Australia loves immigration, and we don’t like multiculturalism.
Thank you Maeve McGregor, for your wonderful writing, and especially here about this very disturbing subject. Will Dutton’s opportunism remake the Liberals into a stupefied shadow of the US Republicans? Wreckers all. For all of us I earnestly hope for his failure.
Let’s be honest the Australian voters have a habit of supporting this crap at elections ie Howard,Abbot,Morrison and unbelievably this prick appears even worse.That’s the problem lies work and someone like Dutton with a moral vacuum could be be the next to join the Congo line of previous cretins from the LNP to ooze their way into power.
One of the lessons Dutton has absorbed from the career of D. Trump is that after a while, the lies don’t count any more. The Washington Post tallied up 30,573 “false or misleading claims” from Trump over four years. He managed an average of over 50 a day when he was in form. But his supporters didn’t care, they found Trump’s “post-truth” universe a weirdly comforting place to live in as they basted themselves in their own anger and resentment. The danger for Dutton is not they he will called out by minority media like Crikey or the Saturday Paper, which his voting base don’t read, but it is the elementary political fact that Australia has compulsory voting, so just further polarizing your own base is not necessarily going to win elections (nor do we have the anti-democratic electoral college).
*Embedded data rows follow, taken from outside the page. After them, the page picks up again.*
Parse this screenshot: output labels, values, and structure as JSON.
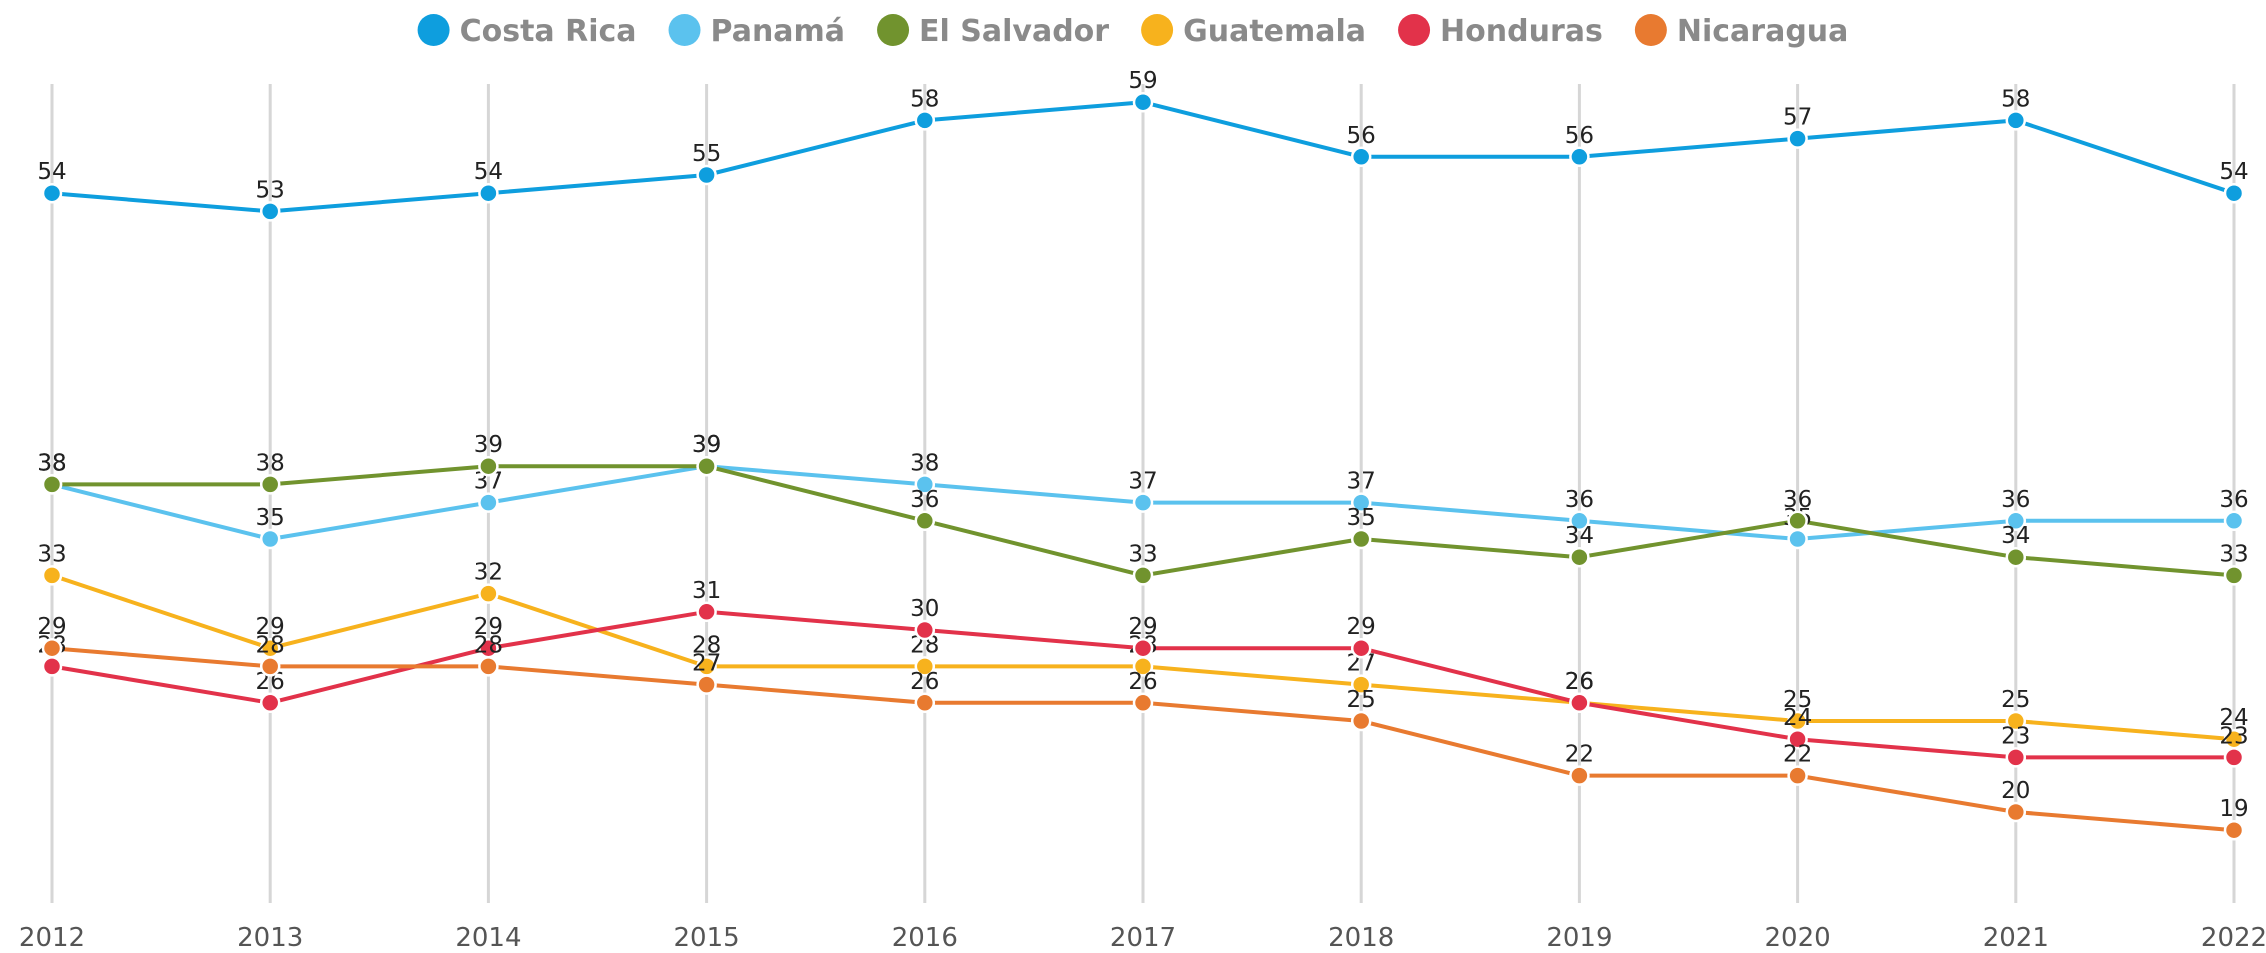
{
  "chart_data": {
    "type": "line",
    "x": [
      2012,
      2013,
      2014,
      2015,
      2016,
      2017,
      2018,
      2019,
      2020,
      2021,
      2022
    ],
    "xlim": [
      2012,
      2022
    ],
    "xticks": [
      2012,
      2013,
      2014,
      2015,
      2016,
      2017,
      2018,
      2019,
      2020,
      2021,
      2022
    ],
    "ylim": [
      15,
      60
    ],
    "grid": true,
    "legend": "top",
    "series": [
      {
        "name": "Costa Rica",
        "color": "#0e9ede",
        "values": [
          54,
          53,
          54,
          55,
          58,
          59,
          56,
          56,
          57,
          58,
          54
        ]
      },
      {
        "name": "Panamá",
        "color": "#5bc2ee",
        "values": [
          38,
          35,
          37,
          39,
          38,
          37,
          37,
          36,
          35,
          36,
          36
        ]
      },
      {
        "name": "El Salvador",
        "color": "#71932e",
        "values": [
          38,
          38,
          39,
          39,
          36,
          33,
          35,
          34,
          36,
          34,
          33
        ]
      },
      {
        "name": "Guatemala",
        "color": "#f7b21d",
        "values": [
          33,
          29,
          32,
          28,
          28,
          28,
          27,
          26,
          25,
          25,
          24
        ]
      },
      {
        "name": "Honduras",
        "color": "#e2324a",
        "values": [
          28,
          26,
          29,
          31,
          30,
          29,
          29,
          26,
          24,
          23,
          23
        ]
      },
      {
        "name": "Nicaragua",
        "color": "#e87a30",
        "values": [
          29,
          28,
          28,
          27,
          26,
          26,
          25,
          22,
          22,
          20,
          19
        ]
      }
    ]
  }
}
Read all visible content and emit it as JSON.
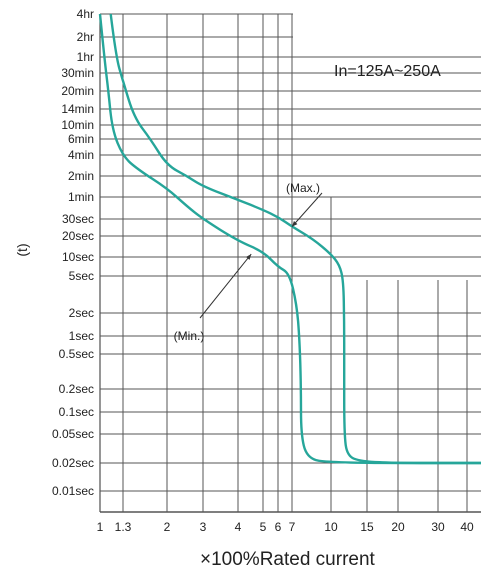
{
  "chart_data": {
    "type": "line",
    "title": "",
    "annotation_text": "In=125A~250A",
    "xlabel": "×100%Rated current",
    "ylabel": "(t)",
    "x_scale": "log",
    "y_scale": "log",
    "xlim": [
      1,
      45
    ],
    "x_ticks": [
      {
        "value": 1,
        "label": "1"
      },
      {
        "value": 1.3,
        "label": "1.3"
      },
      {
        "value": 2,
        "label": "2"
      },
      {
        "value": 3,
        "label": "3"
      },
      {
        "value": 4,
        "label": "4"
      },
      {
        "value": 5,
        "label": "5"
      },
      {
        "value": 6,
        "label": "6"
      },
      {
        "value": 7,
        "label": "7"
      },
      {
        "value": 10,
        "label": "10"
      },
      {
        "value": 15,
        "label": "15"
      },
      {
        "value": 20,
        "label": "20"
      },
      {
        "value": 30,
        "label": "30"
      },
      {
        "value": 40,
        "label": "40"
      }
    ],
    "y_ticks": [
      {
        "seconds": 14400,
        "label": "4hr"
      },
      {
        "seconds": 7200,
        "label": "2hr"
      },
      {
        "seconds": 3600,
        "label": "1hr"
      },
      {
        "seconds": 1800,
        "label": "30min"
      },
      {
        "seconds": 1200,
        "label": "20min"
      },
      {
        "seconds": 840,
        "label": "14min"
      },
      {
        "seconds": 600,
        "label": "10min"
      },
      {
        "seconds": 360,
        "label": "6min"
      },
      {
        "seconds": 240,
        "label": "4min"
      },
      {
        "seconds": 120,
        "label": "2min"
      },
      {
        "seconds": 60,
        "label": "1min"
      },
      {
        "seconds": 30,
        "label": "30sec"
      },
      {
        "seconds": 20,
        "label": "20sec"
      },
      {
        "seconds": 10,
        "label": "10sec"
      },
      {
        "seconds": 5,
        "label": "5sec"
      },
      {
        "seconds": 2,
        "label": "2sec"
      },
      {
        "seconds": 1,
        "label": "1sec"
      },
      {
        "seconds": 0.5,
        "label": "0.5sec"
      },
      {
        "seconds": 0.2,
        "label": "0.2sec"
      },
      {
        "seconds": 0.1,
        "label": "0.1sec"
      },
      {
        "seconds": 0.05,
        "label": "0.05sec"
      },
      {
        "seconds": 0.02,
        "label": "0.02sec"
      },
      {
        "seconds": 0.01,
        "label": "0.01sec"
      }
    ],
    "series": [
      {
        "name": "(Max.)",
        "color": "#26a69a",
        "points": [
          [
            1.13,
            14400
          ],
          [
            1.2,
            3600
          ],
          [
            1.3,
            1500
          ],
          [
            1.45,
            700
          ],
          [
            1.7,
            360
          ],
          [
            2.0,
            170
          ],
          [
            2.5,
            120
          ],
          [
            3.0,
            85
          ],
          [
            4.0,
            55
          ],
          [
            5.0,
            40
          ],
          [
            6.0,
            32
          ],
          [
            7.0,
            25
          ],
          [
            8.5,
            18
          ],
          [
            10.0,
            11
          ],
          [
            11.0,
            7.5
          ],
          [
            11.5,
            4.5
          ],
          [
            11.6,
            1.5
          ],
          [
            11.6,
            0.4
          ],
          [
            11.6,
            0.05
          ],
          [
            12.0,
            0.025
          ],
          [
            14.0,
            0.021
          ],
          [
            20.0,
            0.02
          ],
          [
            45.0,
            0.02
          ]
        ]
      },
      {
        "name": "(Min.)",
        "color": "#26a69a",
        "points": [
          [
            1.0,
            14400
          ],
          [
            1.05,
            3600
          ],
          [
            1.1,
            1200
          ],
          [
            1.15,
            500
          ],
          [
            1.3,
            230
          ],
          [
            1.5,
            150
          ],
          [
            2.0,
            80
          ],
          [
            2.5,
            45
          ],
          [
            3.0,
            30
          ],
          [
            4.0,
            17
          ],
          [
            5.0,
            12
          ],
          [
            6.0,
            7
          ],
          [
            6.8,
            5.5
          ],
          [
            7.3,
            2.5
          ],
          [
            7.5,
            0.9
          ],
          [
            7.6,
            0.2
          ],
          [
            7.6,
            0.05
          ],
          [
            8.0,
            0.024
          ],
          [
            9.5,
            0.02
          ],
          [
            45.0,
            0.02
          ]
        ]
      }
    ],
    "grid": true,
    "legend": "none",
    "callouts": [
      {
        "text": "(Max.)",
        "arrow_to": [
          7.0,
          25
        ]
      },
      {
        "text": "(Min.)",
        "arrow_to": [
          4.5,
          11
        ]
      }
    ]
  }
}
Calling them “lies” is a problem if you/we want to confront them. To the believers they are “Alternative Facts”, a much clearer description. It captures perfectly today’s neo-medieval thinking: “What you say is at best inconvenient, at worst blasphemous. Therefore, I have a different set of beliefs. Understand that the more facts you marshal against me, the more errors I am shown to make, the more opponents I attract, the more it proves my faith is correct.”